LTV Through-the-Cycle
Fitch believes PSP has conservatively managed its loan-to-value ratio (LTV; investment properties/net debt) through the cycle and will continue to do so. The LTV decreased to 30% in 2014 from 37% in 2009, largely driven by increased portfolio value. As a result PSP positively compares with players, which used revaluation gains to further leverage their balance sheet. The modest increase of the LTV in 2014 came from an acquisition in Basel and somewhat higher development expenses but does not change our overall positive view.
Strong Debt Serviceability
PSP has a firm track record of beating Fitch's estimates and we expect the company to continue to achieve EBITDA net interest cover around 6.0x and an LTV between 25% and 35% over the medium term. This is well within the rating guidelines, despite shorter lease structures in Switzerland (three to five years versus seven to eight years for offices in the UK).
Property Bubble Emerging
The current low and even negative interest rate environment continues to increase the level of capital flows into prime Swiss commercial property, which is viewed as a safe haven. This has started to stretch fundamentals and Fitch expects yields on PSP's assets to remain low. The five-year Swiss franc swap rate has remained below 1%, making it attractive to investors when funding prime property assets yielding around 4%.
Turning Swiss Rental Market
The Swiss rental market is expected to remain somewhat weak in 2015, with pressure on vacancy rates especially in Zurich and flattish rents. However, the Swiss market should remain reasonably healthy for prime offices. The rental market continues to be supported by a robust Swiss economy still attracting international businesses.
Strong Recurring Rental Income
Cash flow generation has proved defensive through the cycle, driven by mild inflationary increases and rent improvements upon renewals. Vacancy rate increased slightly to 10% in 2014 (8% in 2013) and PSP's management appears more cautious, flagging a growing supply in Zurich. Vacancies should remain slightly above what has been observed over the last few years. PSP does not have any significant tenant arrears and has not experienced any material tenant defaults.
Measured Development Exposure
PSP's outstanding committed development exposure is moderate at CHF171m, although the potential programme is around CHF439m over the medium term. Fitch expects total development capex for 2014 & 2015 to remain below 3% of the investment property portfolio.
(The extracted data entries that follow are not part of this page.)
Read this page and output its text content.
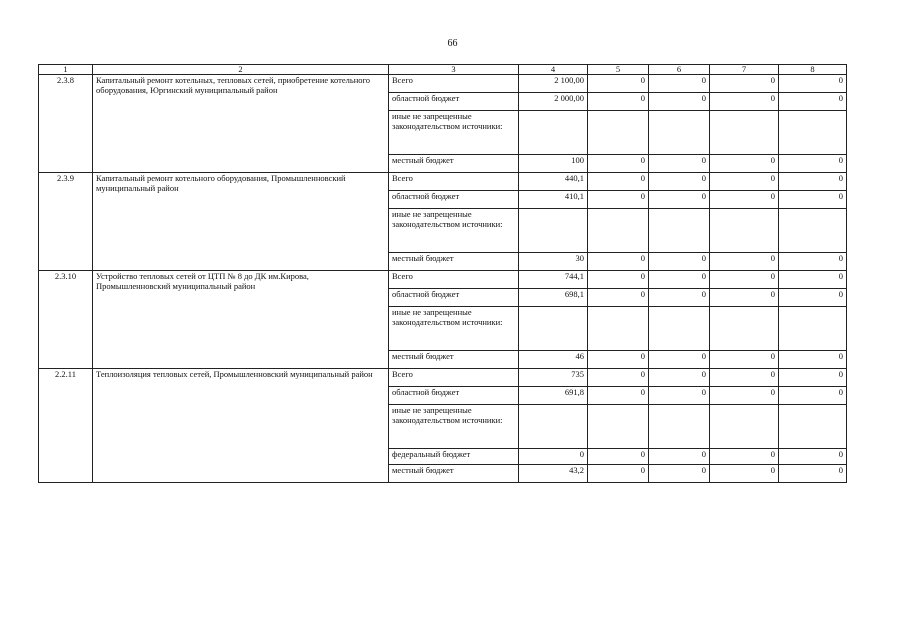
66
1	2	3	4	5	6	7	8
2.3.8	Капитальный ремонт котельных, тепловых сетей, приобретение котельного оборудования, Юргинский муниципальный район	Всего	2 100,00	0	0	0	0
		областной бюджет	2 000,00	0	0	0	0
		иные не запрещенные законодательством источники:					
		местный бюджет	100	0	0	0	0
2.3.9	Капитальный ремонт котельного оборудования, Промышленновский муниципальный район	Всего	440,1	0	0	0	0
		областной бюджет	410,1	0	0	0	0
		иные не запрещенные законодательством источники:					
		местный бюджет	30	0	0	0	0
2.3.10	Устройство тепловых сетей от ЦТП № 8 до ДК им.Кирова, Промышленновский муниципальный район	Всего	744,1	0	0	0	0
		областной бюджет	698,1	0	0	0	0
		иные не запрещенные законодательством источники:					
		местный бюджет	46	0	0	0	0
2.2.11	Теплоизоляция тепловых сетей, Промышленновский муниципальный район	Всего	735	0	0	0	0
		областной бюджет	691,8	0	0	0	0
		иные не запрещенные законодательством источники:					
		федеральный бюджет	0	0	0	0	0
		местный бюджет	43,2	0	0	0	0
Limited Geographic Diversification
The ratings are constrained by the size of the Swiss property market, which is small by European standards. The ratings also incorporate the fairly short-term lease structure in Switzerland (five years with the possibility of extending at the tenant's request for a further five).
KEY ASSUMPTIONS
Fitch's key assumptions within our rating case for the issuer include:
- Almost flat rental income driven by a slight increase in vacancy rate and near zero inflation expectation
- No material change in valuation in 2015
- A small decrease in funding rates
RATING SENSITIVITIES
Negative: Future developments that could lead to negative rating action include:
- An increase in rent arrears, tenant defaults, resulting in EBITDA interest cover falling below 2.5x (7x in 2014)
- LTV above 40% (30% in 2014) and net debt to EBITDA above 9.5x (8x in 2014) on a sustained basis
- Material committed development spend rising above 15% of the portfolio (3% in 2014)
Positive: Future developments that could lead to positive rating actions include:
- An upgrade could occur if PSP materially diversified its existing portfolio geographically or by sector. This transformation would have to be supported by financial metrics being maintained, notably LTV below 40% through the cycle.
LIQUIDITY AND DEBT STRUCTURE
PSP has solid liquidity as the company enjoys CHF580m of undrawn credit facilities that should cover its needs over the next 24 months. PSP does not face any debt maturity before 2016 and has only limited committed capex.
The company has firm access to both local Swiss banks and bond markets, as illustrated by its CHF100m 1% bond maturing in 2025 issued in January 2015.